I had attended some concerts of hers, and was generally impressed, but her recordings are what really grabbed my attention. First were her recordings of the Mozart Violin Concertos and Symphonie Concertante. The five violin concertos are early works that show Mozart’s teenage genius. They are a marvelous mix of juvenile joy and mature complexity. Pine showed off a remarkably delicate touch in the quieter moments and robust playing in the exciting moments.

She gave them even greater distinction by writing her own cadenzas. Of these works, my favorites have always been No. 4 in D-major, followed closely by No. 5 in A-major, with its “Turkish” inspired finale, and No. 3 in G-major. Yet, Pine’s playing expanded my interest in other works, especially No. 1 in B-flat-major, which has a beautifully lyrical slow movement and finale.

Recording these works with Sir Neville Mariner and the Academy of St. Martin in the Fields orchestra certainly added flair, as did her collaboration with violist and Chicago native Matthew Lipman for the Symphonie Concertante. This work from Mozart’s maturity, one of the few concertos by any major composer to feature a viola, is delightful from start to finish. As a pair, Pine and Lippman played magically off one another, combining the sweet sound of the violin with the sonorous sound of the viola.

That Rachel Barton Pine was a violin prodigy was evident from an early age. She started violin lessons at three years old and was playing Bach in her church, St. Pauls Church of Christ in Lincoln Park, at the age of four.

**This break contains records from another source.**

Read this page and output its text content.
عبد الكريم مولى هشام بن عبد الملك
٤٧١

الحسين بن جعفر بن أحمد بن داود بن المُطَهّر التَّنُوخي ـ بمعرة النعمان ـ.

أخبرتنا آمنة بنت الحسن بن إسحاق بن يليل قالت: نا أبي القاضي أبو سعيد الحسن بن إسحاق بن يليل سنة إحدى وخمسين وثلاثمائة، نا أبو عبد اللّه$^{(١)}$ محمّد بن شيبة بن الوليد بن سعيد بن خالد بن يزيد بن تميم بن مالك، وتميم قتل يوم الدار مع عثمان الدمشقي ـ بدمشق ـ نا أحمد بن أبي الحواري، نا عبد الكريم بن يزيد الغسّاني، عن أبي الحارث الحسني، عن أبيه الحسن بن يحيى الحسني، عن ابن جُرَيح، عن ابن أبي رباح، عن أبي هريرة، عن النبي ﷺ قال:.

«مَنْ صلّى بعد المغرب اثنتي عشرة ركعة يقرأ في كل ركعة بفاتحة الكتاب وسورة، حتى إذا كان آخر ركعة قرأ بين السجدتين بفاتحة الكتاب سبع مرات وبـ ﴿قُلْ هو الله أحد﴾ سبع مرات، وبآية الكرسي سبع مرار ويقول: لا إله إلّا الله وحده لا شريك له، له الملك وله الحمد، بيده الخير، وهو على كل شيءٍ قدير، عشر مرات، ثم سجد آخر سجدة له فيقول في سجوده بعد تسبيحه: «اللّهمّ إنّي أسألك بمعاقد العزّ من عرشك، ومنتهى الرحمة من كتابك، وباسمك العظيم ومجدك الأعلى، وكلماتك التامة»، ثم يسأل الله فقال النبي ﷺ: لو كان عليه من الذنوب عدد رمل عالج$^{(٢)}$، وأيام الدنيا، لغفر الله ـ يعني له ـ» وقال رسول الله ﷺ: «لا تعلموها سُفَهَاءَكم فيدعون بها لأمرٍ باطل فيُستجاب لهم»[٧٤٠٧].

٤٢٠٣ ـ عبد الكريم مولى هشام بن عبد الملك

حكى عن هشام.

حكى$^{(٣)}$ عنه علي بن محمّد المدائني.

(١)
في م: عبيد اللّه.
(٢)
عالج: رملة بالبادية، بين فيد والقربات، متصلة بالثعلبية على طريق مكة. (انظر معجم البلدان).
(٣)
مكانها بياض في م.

She recalled how the church often featured classical music. “The organist would play Bach Toccatas and Fugues, and the choir regularly did movements of Handel and Mendelssohn oratorios,” she said, reflecting, “It really shaped who I am as an artist because it wasn’t the idea of being onstage, or being judged. It was that, really, there’s no separation between audience and performer. We didn’t even think of it. We were part of a congregation. I happened to be the one making the music, but everyone was experiencing the music together, not on separate sides of the equation.”

This approach to making music together has influenced her ever since. “That idea of joining together to make and hear the music, not making the music for the purpose of entertaining or showing off, but for the purpose of uplifting our spirits, that was really the meaning of sharing my violin with people that I took to the stage and still carry with me, whatever the venue is, whether it’s a 2000-seat hall, or a hospital room playing for one person.”

Playing Bach growing up at church also played a big role in her development as an artist, which she described in the liner notes of her excellent CD, Solo Baroque. Unlike the Mozart concertos, which were released by Avie Records in 2015, this release was on Chicago’s Cedille Records, which has issued many of Pine’s recordings.